In summary, this analysis of Baltimore’s arrest data has revealed several noteworthy trends and patterns. Over the past decade, overall arrests have shown a steady decline, yet the spike observed in 2020 indicates that external factors—possibly related to the COVID-19 pandemic or shifts in policing practices—have had a significant impact on crime patterns. The bar chart of top crimes underscores that certain offenses, such as common assault, remain prevalent, while the stacked bar chart highlights a pronounced gender disparity, with males accounting for the majority of arrests.
The donut chart further reveals that African American individuals represent a disproportionately high percentage of arrests compared to other racial groups. This suggests that systemic factors—such as socioeconomic disparities, enforcement practices, and potential reporting biases—may be influencing these outcomes. Additionally, the heatmap of arrests by district shows that specific areas, notably the Central District, consistently report higher arrest counts, pointing to geographic disparities that warrant further investigation.
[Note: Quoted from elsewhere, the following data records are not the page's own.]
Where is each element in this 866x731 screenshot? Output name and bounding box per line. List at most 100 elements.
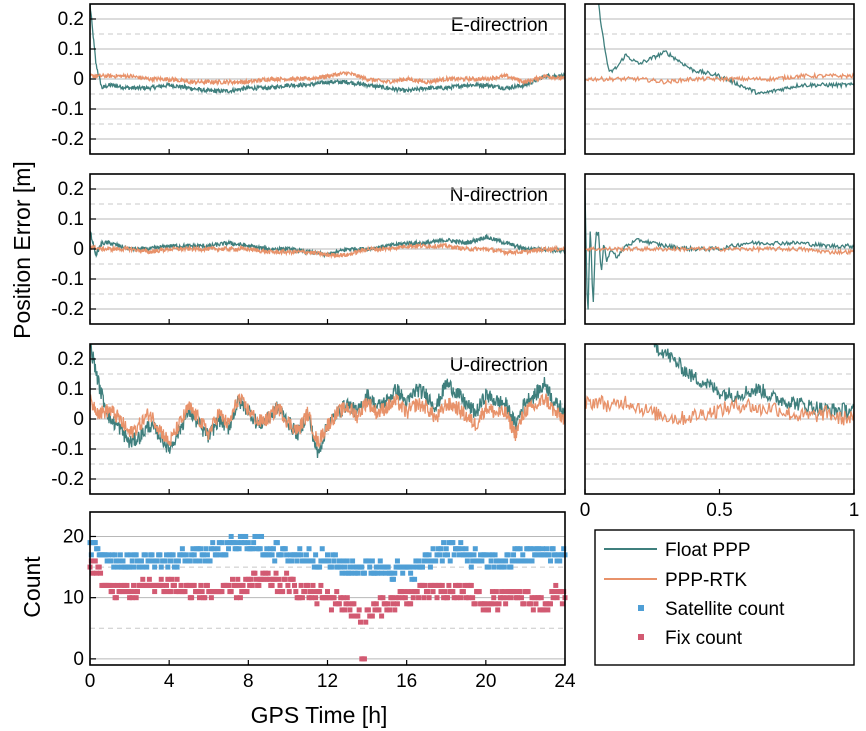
- marker-fix-count: [393, 595, 399, 601]
- marker-satellite-count: [463, 546, 469, 552]
- annotation-n-direction: N-directrion: [450, 185, 548, 206]
- marker-fix-count: [202, 595, 208, 601]
- y-tick-label: 0.2: [58, 349, 84, 370]
- marker-satellite-count: [483, 552, 489, 558]
- marker-satellite-count: [351, 564, 357, 570]
- plot-layer: -0.2-0.100.10.2-0.2-0.100.10.2-0.2-0.100…: [51, 3, 859, 692]
- marker-satellite-count: [538, 552, 544, 558]
- legend-swatch-fix-count: [638, 634, 644, 640]
- marker-fix-count: [421, 595, 427, 601]
- y-axis-title-position-error: Position Error [m]: [9, 161, 35, 339]
- y-tick-label: 0: [73, 649, 84, 670]
- marker-satellite-count: [144, 564, 150, 570]
- marker-fix-count: [120, 589, 126, 595]
- marker-satellite-count: [492, 552, 498, 558]
- marker-satellite-count: [515, 546, 520, 552]
- marker-fix-count: [454, 595, 460, 601]
- marker-satellite-count: [442, 552, 448, 558]
- marker-satellite-count: [146, 558, 152, 564]
- marker-satellite-count: [165, 564, 171, 570]
- marker-fix-count: [174, 576, 180, 582]
- marker-satellite-count: [478, 552, 484, 558]
- marker-satellite-count: [376, 564, 382, 570]
- x-tick-label: 24: [554, 671, 576, 692]
- marker-satellite-count: [158, 564, 164, 570]
- marker-fix-count: [545, 607, 551, 613]
- marker-fix-count: [90, 570, 96, 576]
- marker-satellite-count: [113, 558, 119, 564]
- marker-fix-count: [356, 607, 362, 613]
- marker-satellite-count: [214, 552, 220, 558]
- marker-satellite-count: [274, 540, 280, 546]
- marker-satellite-count: [503, 558, 509, 564]
- marker-satellite-count: [546, 552, 552, 558]
- marker-satellite-count: [189, 552, 195, 558]
- marker-satellite-count: [152, 564, 158, 570]
- marker-satellite-count: [421, 558, 427, 564]
- marker-fix-count: [456, 582, 462, 588]
- marker-satellite-count: [127, 564, 133, 570]
- marker-satellite-count: [227, 540, 233, 546]
- marker-fix-count: [189, 595, 195, 601]
- marker-fix-count: [533, 601, 539, 607]
- marker-fix-count: [507, 589, 513, 595]
- marker-satellite-count: [394, 558, 400, 564]
- marker-fix-count: [515, 595, 520, 601]
- marker-satellite-count: [336, 558, 342, 564]
- marker-fix-count: [165, 576, 171, 582]
- marker-satellite-count: [306, 546, 312, 552]
- marker-fix-count: [232, 582, 238, 588]
- marker-fix-count: [549, 589, 555, 595]
- marker-satellite-count: [377, 558, 383, 564]
- marker-fix-count: [439, 582, 445, 588]
- marker-satellite-count: [338, 564, 344, 570]
- marker-satellite-count: [508, 564, 514, 570]
- y-tick-label: 0.2: [58, 9, 84, 30]
- marker-satellite-count: [111, 564, 117, 570]
- marker-fix-count: [274, 589, 280, 595]
- marker-fix-count: [248, 576, 254, 582]
- marker-satellite-count: [190, 546, 196, 552]
- y-tick-label: 0.1: [58, 379, 84, 400]
- marker-fix-count: [145, 582, 151, 588]
- marker-fix-count: [485, 607, 491, 613]
- marker-satellite-count: [331, 558, 337, 564]
- marker-fix-count: [318, 582, 324, 588]
- marker-fix-count: [195, 589, 201, 595]
- marker-fix-count: [410, 595, 416, 601]
- marker-fix-count: [241, 589, 247, 595]
- marker-fix-count: [561, 589, 567, 595]
- marker-satellite-count: [289, 558, 295, 564]
- marker-satellite-count: [437, 552, 443, 558]
- marker-fix-count: [131, 582, 137, 588]
- marker-satellite-count: [497, 558, 503, 564]
- marker-satellite-count: [501, 564, 507, 570]
- marker-satellite-count: [499, 564, 505, 570]
- marker-satellite-count: [511, 552, 517, 558]
- marker-fix-count: [146, 576, 152, 582]
- marker-satellite-count: [255, 533, 261, 539]
- marker-fix-count: [199, 589, 205, 595]
- marker-fix-count: [346, 601, 352, 607]
- marker-satellite-count: [179, 546, 185, 552]
- x-tick-label: 16: [396, 671, 417, 692]
- marker-satellite-count: [175, 558, 181, 564]
- marker-fix-count: [466, 595, 472, 601]
- marker-satellite-count: [464, 558, 470, 564]
- marker-fix-count: [334, 589, 340, 595]
- x-tick-label: 20: [475, 671, 496, 692]
- marker-satellite-count: [479, 558, 485, 564]
- marker-satellite-count: [383, 570, 389, 576]
- marker-satellite-count: [414, 564, 420, 570]
- marker-satellite-count: [512, 546, 518, 552]
- marker-satellite-count: [536, 546, 542, 552]
- marker-fix-count: [119, 582, 125, 588]
- marker-satellite-count: [249, 546, 255, 552]
- marker-satellite-count: [164, 552, 170, 558]
- marker-satellite-count: [191, 552, 197, 558]
- marker-satellite-count: [108, 558, 114, 564]
- marker-satellite-count: [115, 564, 121, 570]
- marker-fix-count: [489, 589, 495, 595]
- marker-fix-count: [317, 589, 323, 595]
- marker-satellite-count: [268, 546, 274, 552]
Collectively, these visualizations offer a comprehensive view of Baltimore’s crime landscape in the post-COVID era, highlighting the need for a deeper exploration of the underlying causes of these trends. The findings from this report provide a valuable foundation for future research and can help inform targeted policy interventions and community-based strategies to address persistent issues in public safety.